Mueller Swoops In to Subpoena 'Sloppy Steve'

The blast waves from Michael Wolff’s book Fire and Fury continue to ripple through Washington. Today, the New York Times reported that special counsel Robert Mueller’s team has subpoenaed former Trump adviser Steve Bannon to appear before a grand jury.

In one obvious way, the reported subpoena follows from the Wolff book: Fire and Fury is full of indiscreet—or perhaps more accurately, brutally frank—talk from Bannon, including the assertion that the meeting with Russians Donald Trump Jr. green-lighted was “unpatriotic” and “treasonous.” Given that Wolff doesn’t make a bright-line distinction between fact and fiction, investigators are well advised to put Bannon under oath so that he can clear up what he did and did not say, and whether he stands by his comments and why.

In another, perhaps less obvious way, Fire and Fury can be seen to be what philosophers would call a “predicate cause” of the demand Bannon grace the grand jury with his presence. The book broke all bonds between Trump and the former adviser he now derides as “Sloppy Steve.” Bannon lost the backing of his friendly billionaire. Breitbart showed him the door.

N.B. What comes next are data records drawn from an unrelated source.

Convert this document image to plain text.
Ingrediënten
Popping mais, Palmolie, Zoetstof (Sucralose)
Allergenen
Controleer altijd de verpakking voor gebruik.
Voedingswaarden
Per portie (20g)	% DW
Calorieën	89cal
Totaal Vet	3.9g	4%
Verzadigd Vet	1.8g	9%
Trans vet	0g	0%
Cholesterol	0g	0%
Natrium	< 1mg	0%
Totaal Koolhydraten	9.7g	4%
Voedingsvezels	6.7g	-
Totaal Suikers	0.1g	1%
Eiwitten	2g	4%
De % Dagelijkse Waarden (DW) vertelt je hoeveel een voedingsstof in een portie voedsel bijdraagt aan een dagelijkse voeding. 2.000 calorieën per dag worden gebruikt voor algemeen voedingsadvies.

Bannon, you could say, is at a low-point. It’s lesson 7-B in the Junior G-Man Investigative Handbook that a witness feeling abandoned and betrayed is a witness who may not be as reticent as he was before the bonds of loyalty were broken. A bummed-out witness is a talkative witness, especially when the investigators are solicitous confessors.

It is no coincidence that the special counsel’s team produced a subpoena for Bannon, after all these months, days after his ex-boss tweeted “Now Sloppy Steve has been dumped like a dog by almost everyone.”